Dovevo stare seduta su una poltrona ai piedi del letto per tutto il suo riposo pomeridiano, restando al buio e senza televisione (la mia passione) per due ore circa. Le regole erano semplici, ma veramente tante. Non si mettono i gomiti sul tavolo mentre si mangia, si cena alle ore 20:00: né cinque minuti prima, perché troppo presto, né cinque minuti dopo perché troppo tardi. Non si usa un tono di voce alto. Se ti devi soffiare il naso vai nell’altra stanza e se sei a tavola ti alzi. Mangi quello che c’è, altrimenti (cito testualmente) ti ci siedi di fianco. Al secondo “non lo voglio”, vai a letto senza cena. Ma soprattutto, e queste sono quelle peggiori, non devi mai e poi mai farti vedere debole perché gli altri ti possono schiacciare. Mai mostrare i tuoi sentimenti a fidanzati e amici perché potrebbero approfittarsene, devi avere sempre e comunque la tua indipendenza economica perché non dovrai mai dipendere da nessuno. Era mio padre a prendere le decisioni per me, assolutamente le migliori, mi diceva sempre, e su quelle io non potevo discutere.

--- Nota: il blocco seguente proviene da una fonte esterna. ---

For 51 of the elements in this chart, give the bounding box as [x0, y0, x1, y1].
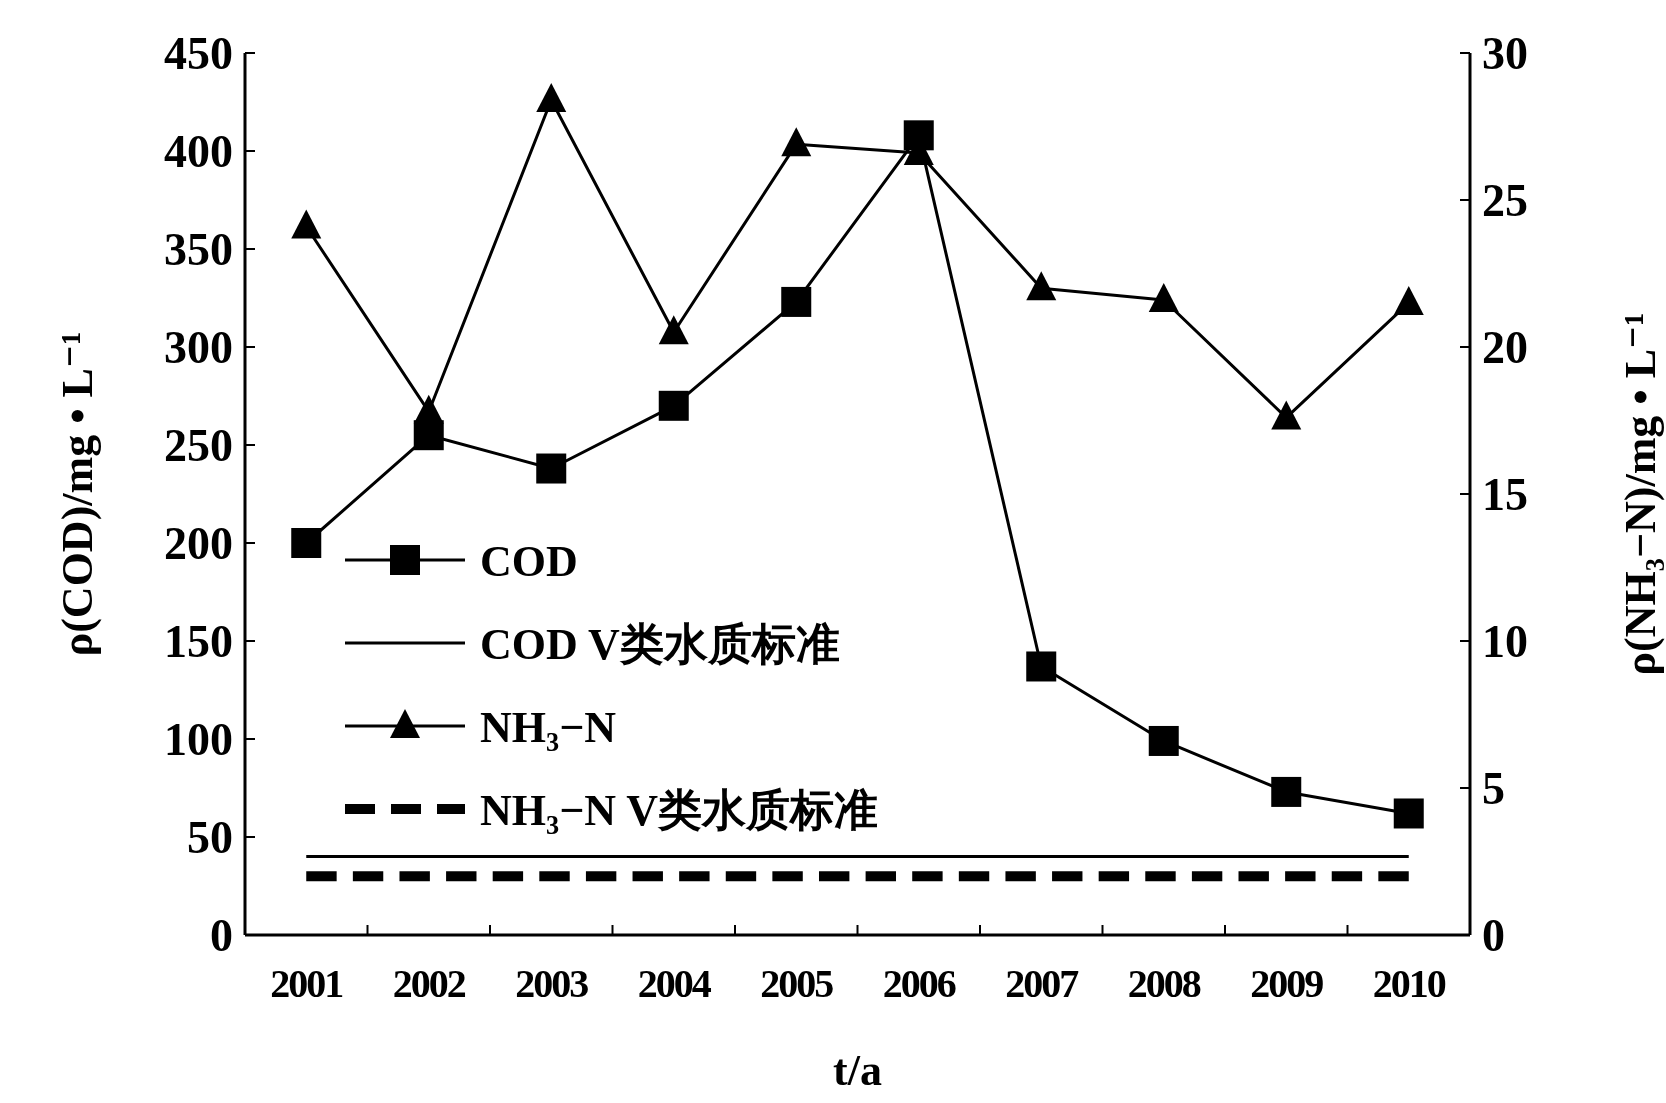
point [1393, 798, 1424, 829]
x-axis-title: t/a [833, 1046, 882, 1095]
y-tick-label: 100 [164, 714, 233, 765]
point [1393, 285, 1424, 315]
x-tick-label: 2002 [392, 961, 466, 1006]
x-tick-label: 2010 [1372, 961, 1446, 1006]
legend-label: COD [480, 537, 578, 586]
point [1026, 651, 1057, 682]
y-tick-label: 200 [164, 518, 233, 569]
legend-label: NH₃−N V类水质标准 [480, 786, 879, 835]
y-tick-label: 250 [164, 420, 233, 471]
y-tick-label: 150 [164, 616, 233, 667]
y2-tick-label: 5 [1482, 763, 1505, 814]
point [291, 528, 322, 558]
point [658, 315, 689, 345]
x-tick-label: 2005 [760, 961, 834, 1006]
y2-tick-label: 20 [1482, 322, 1528, 373]
point [1148, 725, 1179, 756]
x-tick-label: 2001 [270, 961, 343, 1006]
x-tick-label: 2006 [882, 961, 956, 1006]
y2-tick-label: 0 [1482, 910, 1505, 961]
y-tick-label: 50 [187, 812, 233, 863]
legend-label: COD V类水质标准 [480, 620, 840, 669]
x-tick-label: 2003 [515, 961, 589, 1006]
x-tick-label: 2004 [637, 961, 712, 1006]
point [1148, 282, 1179, 312]
y-tick-label: 450 [164, 28, 233, 79]
y-tick-label: 300 [164, 322, 233, 373]
point [1026, 271, 1057, 301]
point [781, 127, 812, 157]
point [781, 286, 812, 317]
y-tick-label: 0 [210, 910, 233, 961]
point [1271, 776, 1302, 807]
point [291, 209, 322, 239]
y-tick-label: 400 [164, 126, 233, 177]
x-tick-label: 2008 [1127, 961, 1201, 1006]
point [536, 453, 567, 484]
y-axis-title: ρ(COD)/mg • L⁻¹ [53, 331, 102, 657]
point [536, 83, 567, 113]
y2-tick-label: 15 [1482, 469, 1528, 520]
y2-tick-label: 25 [1482, 175, 1528, 226]
y-tick-label: 350 [164, 224, 233, 275]
point [413, 394, 444, 424]
y2-tick-label: 30 [1482, 28, 1528, 79]
x-tick-label: 2009 [1250, 961, 1324, 1006]
x-tick-label: 2007 [1005, 961, 1080, 1006]
legend-label: NH₃−N [480, 703, 617, 752]
y2-axis-title: ρ(NH₃−N)/mg • L⁻¹ [1616, 312, 1665, 676]
point [1271, 400, 1302, 430]
y2-tick-label: 10 [1482, 616, 1528, 667]
point [658, 390, 689, 421]
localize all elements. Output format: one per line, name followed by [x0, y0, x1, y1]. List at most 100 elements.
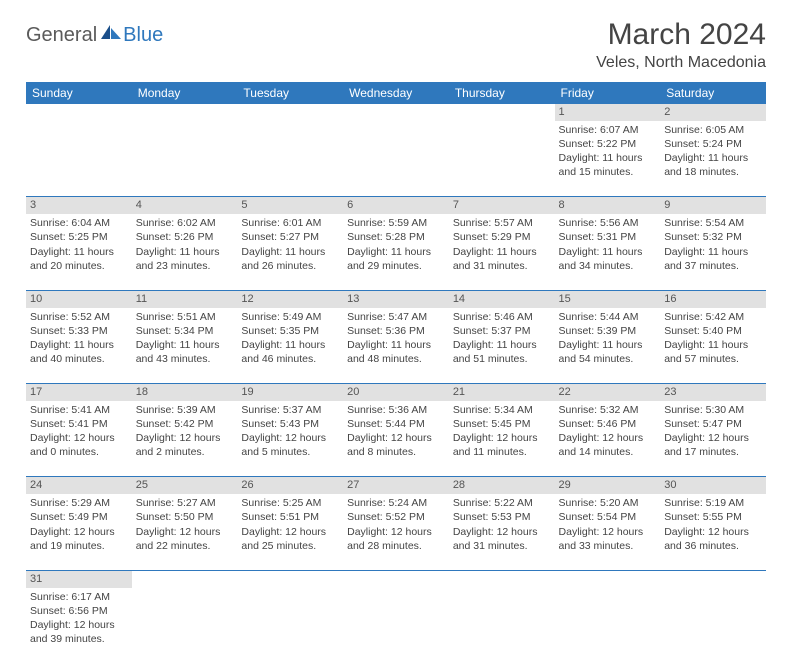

Dovevo fare le cose quando lo diceva lui perché lo diceva lui, ma soprattutto come lo diceva lui. Che si trattasse dell’assicurazione di un motorino o di una macchina o di scegliere la scuola, il lavoro, la casa. Tutto ciò ha scatenato in me, all’età di tredici anni, un senso di ribellione all’ennesima potenza. Ero come Dottor Jekill e Mr. Hyde: in casa rispettosa, seria e tutta d’un pezzo, ma poi una volta fuori, chiudendomi la porta alle spalle, la trasgressione prendeva il sopravvento e diventava incontrollabile. All’età di diciassette anni mi facevo di ogni cosa. Rientravo a casa a orari indecenti. Lo trovavo seduto sul divano e il mio pensiero era: “Visto grande uomo, credi di gestire la mia vita come pare a te, ma invece in mano non hai un bel niente!”. Ora sono a Sanpa. Anche qui ci sono

regole, tante. Ma le riesco ad accettare, perché ci trovo un senso. Ripensando invece a quelle che mi ha sempre imposto mio padre, non riesco ancora a trovarlo. Perché le ho sempre vissute e sentite nel profondo come una fortissima costrizione che mi impediva di capire chi ero e cosa volevo. Penso spesso che se tutto ciò non mi avesse fatto soffrire così tanto forse non sarei arrivata a farmi così male e ad autodistruggermi con l’eroina. Sapete cosa mi succede ora? Le ragazze che stanno facendo il percorso con me dicono che sono uguale a lui: fa male, ma non ci posso fare niente, sono stata addestrata così!